OSHA requirements are set by statute, standards and regulations. Our interpretation letters explain these requirements and how they apply to particular circumstances, but they cannot create additional employer obligations. This letter constitutes OSHA's interpretation of the requirements discussed. Note that our enforcement guidance may be affected by changes to OSHA rules. Also, from time to time we update our guidance in response to new information. To keep apprised of such developments, you can consult OSHA's website at

September 23, 1985

F. Hermann Rudenberg, Ph.D.
3327 Avenue Que Half
Galveston, Texas 77550

Dear Dr. Rudenberg:

This is in response to your letter of August 30, 1985, to Acting Assistant Secretary Patrick R. Tyson of the Occupational Safety and Health Administration (OSHA). Your letter had requested that this agency consider the possible effects on employee health that might occur if a proposed rule by the Environmental Protection Agency (EPA) that sets criteria for offshore incineration of liquid wastes were put into effect.
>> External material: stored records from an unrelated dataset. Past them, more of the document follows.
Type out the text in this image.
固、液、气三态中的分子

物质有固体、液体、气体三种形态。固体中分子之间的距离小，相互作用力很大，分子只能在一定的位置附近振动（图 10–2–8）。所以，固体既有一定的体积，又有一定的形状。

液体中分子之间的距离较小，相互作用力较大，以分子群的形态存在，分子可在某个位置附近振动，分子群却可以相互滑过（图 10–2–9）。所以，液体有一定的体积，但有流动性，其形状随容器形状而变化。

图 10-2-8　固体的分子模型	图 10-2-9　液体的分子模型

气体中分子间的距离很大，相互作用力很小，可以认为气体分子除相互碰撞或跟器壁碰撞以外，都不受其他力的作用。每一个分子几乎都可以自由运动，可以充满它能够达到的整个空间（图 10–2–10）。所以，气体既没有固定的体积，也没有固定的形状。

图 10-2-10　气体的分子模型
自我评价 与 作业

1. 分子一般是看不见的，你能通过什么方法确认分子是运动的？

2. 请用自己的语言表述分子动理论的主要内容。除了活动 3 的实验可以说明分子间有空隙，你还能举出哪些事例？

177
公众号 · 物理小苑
We appreciate your bringing this matter to our attention. However, you should be aware that authority for worker safety and health on inspected vessels (ships used for incineration are inspected vessels) is vested in the United States Coast Guard (USCG). OSHA's general authority for employee health and safety is limited by section 4(b)(1) of the Occupational Safety and Health Act (the Act). That section of the Act expressly excludes OSHA's application to working conditions regulated by other federal agencies. The USCG has the statutory authority to prescribe and enforce standards or regulations affecting the occupational safety and health of seamen aboard inspected vessels and exercises that authority through application of comprehensive standards and regulations. As for your concern about employees working on the Outer Continental Shelf (OCS), by the provisions of the Outer Continental Shelf Lands Act Amendments of 1978, the USCG was also granted the lead role in assuring health and safety for workers on the Outer Continental Shelf.

Because the Coast Guard has primary authority for safety and health in the areas for which you expressed concern, I have taken the liberty of forwarding a copy of your letter to that agency. If you need further information you should call or write:

LCDR Stephen Hughes
U.S. Coast Guard Headquarters (G-WPE-1)
Washington, D.C. 20593
(202) 755-7917

If we may be of further assistance, please feel free to call or write.